The commander of the Australian force in Afghanistan, Major General Angus Campbell, told McPhedran that, “Australian troops, including trainers, logistics experts and importantly elite special-forces fighter, will be based in the country well beyond 2014.”
This confirms comments made in August 2010 by the Chief of the Australian Defence Forces (ADF), Angus Houston, about Australian involvement.
The ADF would stay in Afghanistan “well beyond” the 2014 deadline set by the government for an end to Australian involvement, he predicted.
The Australia ruling class sees this as part of maintaining a strong alliance with the US. The US alliance allows Australia to act as the dominant military power in the South Pacific. In return it acts as a loyal ally of the dominant Western imperial power. The ruling class does this in the face of popular, passive opposition to the Afghan war. The deaths of 29 soldiers and hundreds injured and the $1.2 billion a year the war now costs are seen as the premium paid on the US “insurance policy”.
While the West has enough troops to contain the insurgency, they cannot defeat it. And their actions continue to breed further resistance to their occupation. In the first half of 2011, more than 1462 Afghan civilians were killed, up 15 per cent on the same period in 2010.
The US wants to impose its will on Afghanistan, which has the misfortune of lying on a faultline of conflict between the great powers for one and half centuries.
The US has bigger enemies than the Taliban and al-Qaida. Despite the end of the Cold war, it is locked in gigantic, geopolitical rivalry with other imperial powers. And that is why US victory is so important.
For all its military and economic muscle, the geographical position of the US places it offshore to the Eurasian landmass, where the bulk of the world’s population and wealth, including natural resources, is concentrated. That landmass also contains its two main imperial rivals, Russia and China.
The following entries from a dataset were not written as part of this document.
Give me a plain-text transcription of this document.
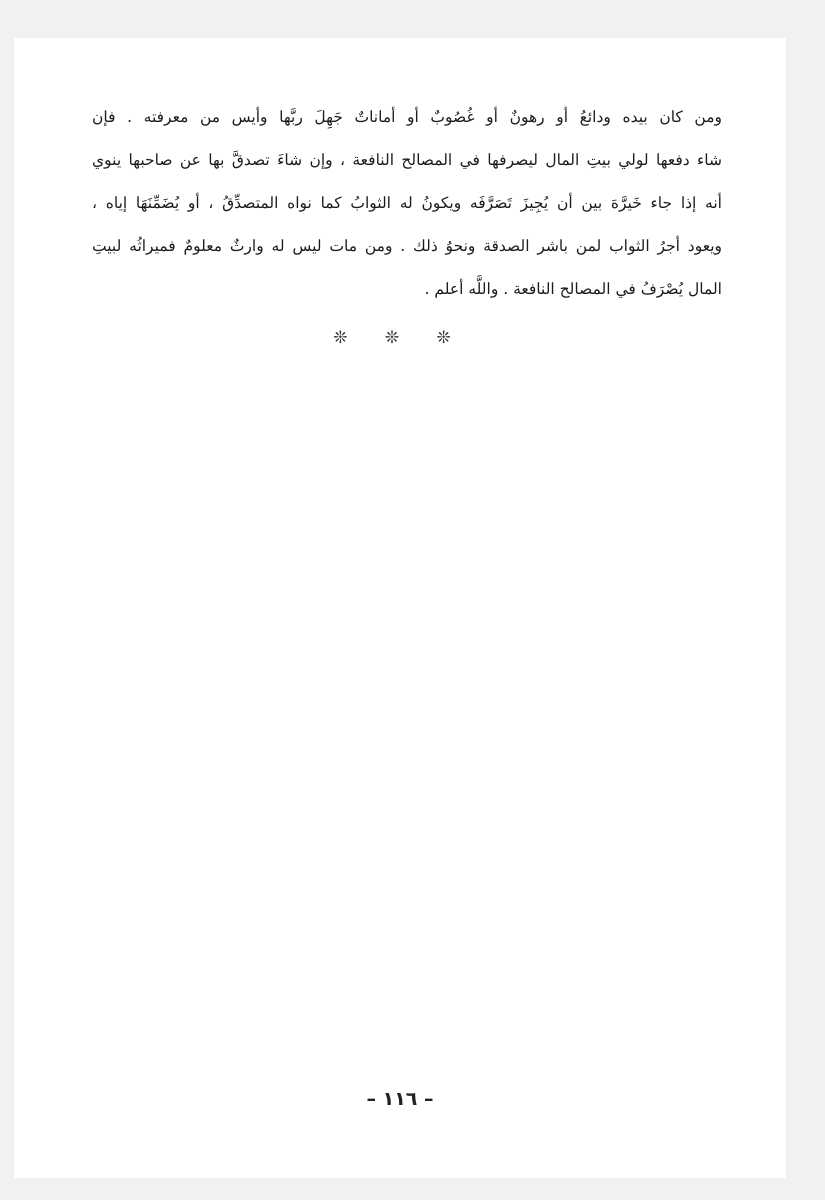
ومن كان بيده ودائعُ أو رهونٌ أو غُصُوبٌ أو أماناتٌ جَهِلَ ربَّها وأيس من معرفته . فإن
شاء دفعها لولي بيتِ المال ليصرفها في المصالح النافعة ، وإن شاءَ تصدقَّ بها عن صاحبها ينوي
أنه إذا جاء خَيرَّهَ بين أن يُجِيزَ تَصَرَّفَه ويكونُ له الثوابُ كما نواه المتصدِّقُ ، أو يُضَمِّنَهَا إياه ،
ويعود أجرُ الثواب لمن باشر الصدقة ونحوُ ذلك . ومن مات ليس له وارثٌ معلومٌ فميراثُه لبيتِ
المال يُصْرَفُ في المصالح النافعة . واللَّه أعلم .
❊ ❊ ❊
– ١١٦ –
The war on terrorism has provided the US with an opportunity to establish a string of military bases in Central Asia—a region closed to it during the Cold War.
Tensions with these other powers are rising. Russia’s envoy to NATO, Dmitry Rogozin said Russia would not agree to a US military presence in Afghanistan after the end of the UN mandate of 2014. Rogozin told the media that the US offer to train armed forces in Afghanistan served only as a “pretext for preserving their military presence. This is something we have never agreed with.”
But after its failure in Iraq, a humiliating defeat in Afghanistan would be a further blow to the credibility of US power, and one it cannot afford.